Title: Re: New face on the block
Post by: jmintuck on September 29, 2016, 08:51:55 PM
Seems to me that they discovered my failing kidneys by accident when I went into emerg for a terrific (in worst way EVAR) flu bug. Ma said it was actually a LUCKY break that H1N1 happened, else I might have died unknowingly one day otherwise.
Title: Re: New face on the block
Post by: kristina on October 24, 2016, 02:32:07 PM
Hello Mike (daddyrat) (if you don't mind my asking, please tell me, what is the history of your name "daddyrat" ?)
... like yourself, I was taken-on as a baby (in my case it was not an adoption) and I have no idea about my genetic family whatsoever.

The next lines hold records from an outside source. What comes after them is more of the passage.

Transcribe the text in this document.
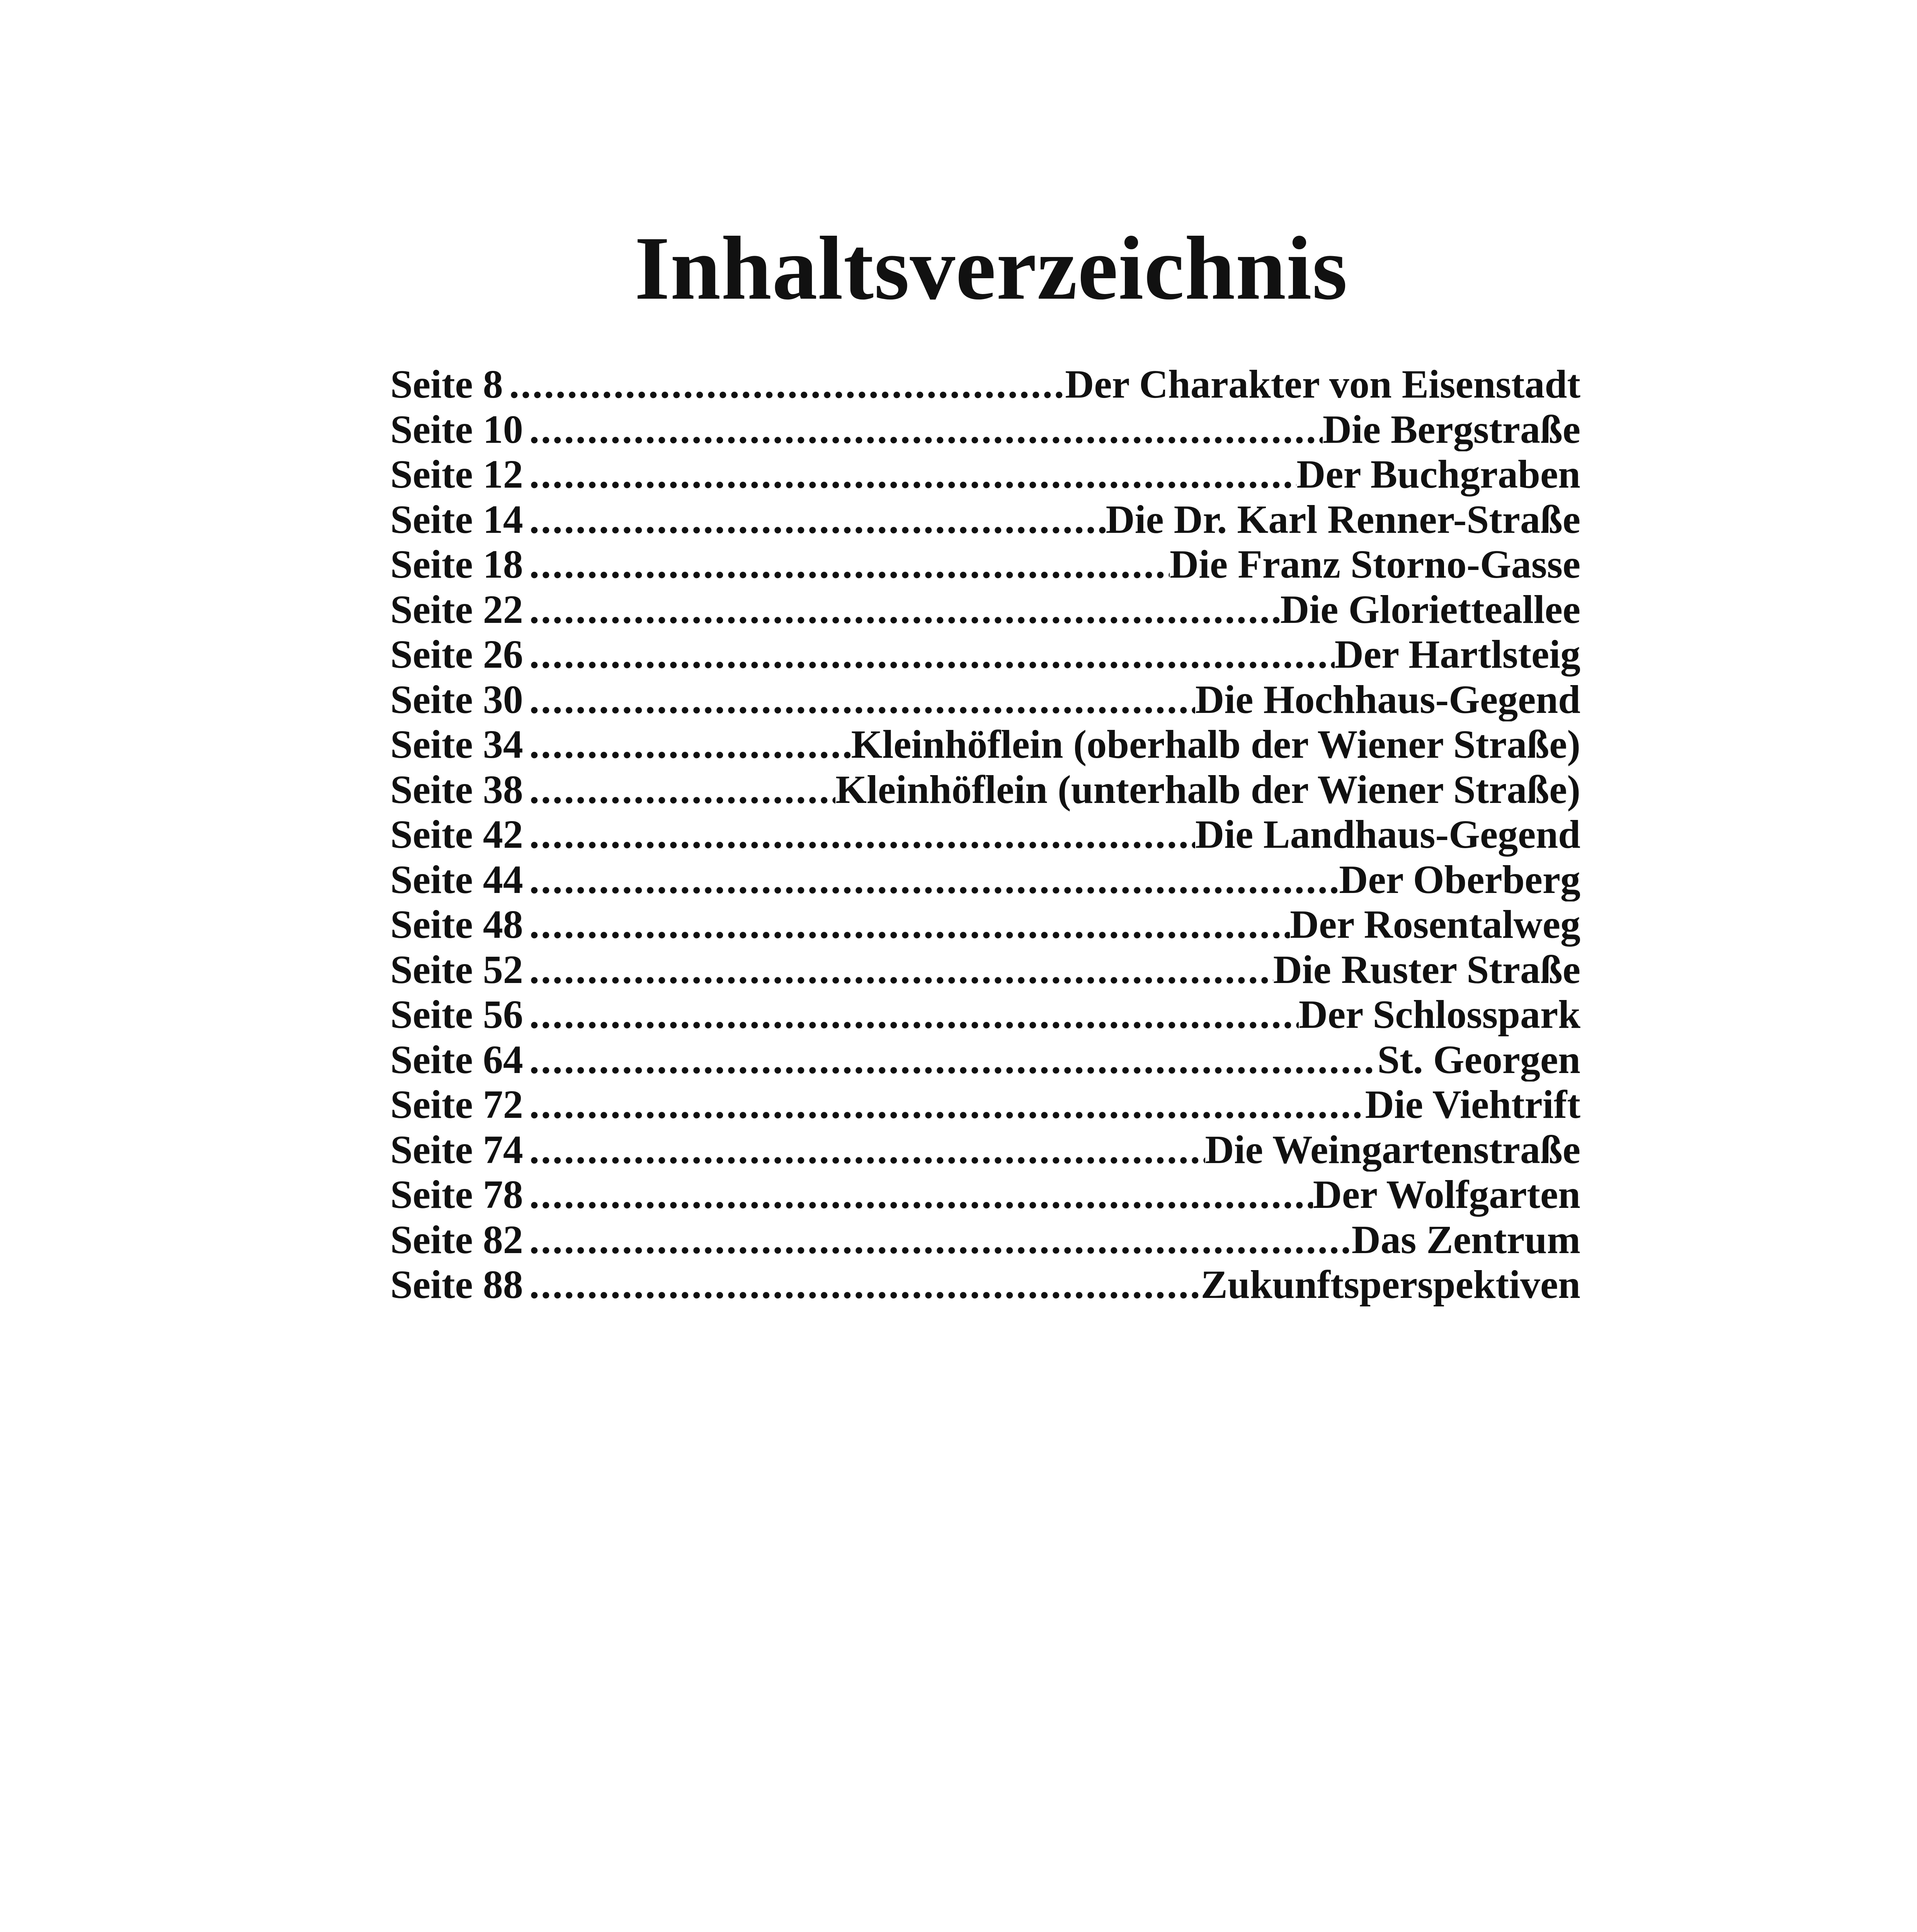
Inhaltsverzeichnis
Seite 8 .....	Der Charakter von Eisenstadt
Seite 10 .....	Die Bergstraße
Seite 12 .....	Der Buchgraben
Seite 14 .....	Die Dr. Karl Renner-Straße
Seite 18 .....	Die Franz Storno-Gasse
Seite 22 .....	Die Glorietteallee
Seite 26 .....	Der Hartlsteig
Seite 30 .....	Die Hochhaus-Gegend
Seite 34 .....	Kleinhöflein (oberhalb der Wiener Straße)
Seite 38 .....	Kleinhöflein (unterhalb der Wiener Straße)
Seite 42 .....	Die Landhaus-Gegend
Seite 44 .....	Der Oberberg
Seite 48 .....	Der Rosentalweg
Seite 52 .....	Die Ruster Straße
Seite 56 .....	Der Schlosspark
Seite 64 .....	St. Georgen
Seite 72 .....	Die Viehtrift
Seite 74 .....	Die Weingartenstraße
Seite 78 .....	Der Wolfgarten
Seite 82 .....	Das Zentrum
Seite 88 .....	Zukunftsperspektiven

I found it out by sheer chance that I was taken-on, when I was diagnosed with a genetically inherited chronic disease... Of course, I was always the odd-one-out in this family with my strange desires to study at University, speak languages, study philosophy and literature etc. and even though I remained to be the odd-one-out it never occurred to me that I was-taken on as a baby after my genetic mother had died shortly after my birth.
... It feels strange to have been taken-on as a baby and to grow up without having any knowledge about our genetic background, because it makes our life so unpredictable in medical terms.
I send you my best wishes and good luck from Kristina. :grouphug;
Title: Re: New face on the block
Post by: jmintuck on October 25, 2016, 08:29:54 PM
Yea, those damn ciggies will get ya one way or another: Just remember to be thankful that this event had NOT been cancer where that would more, on average, be a serious menace to your life than kidney failure can usually be, if caught soon enough.


I thought and complained occasionally, sorry for being a whiny *****, that I wasn't with working kidneys-WELL! With Dialysis, you can remain with plenty of a functioning life than you would having to hit the hospital every dang day for WEEKS with the Bigger Menace, AKA,Cancer.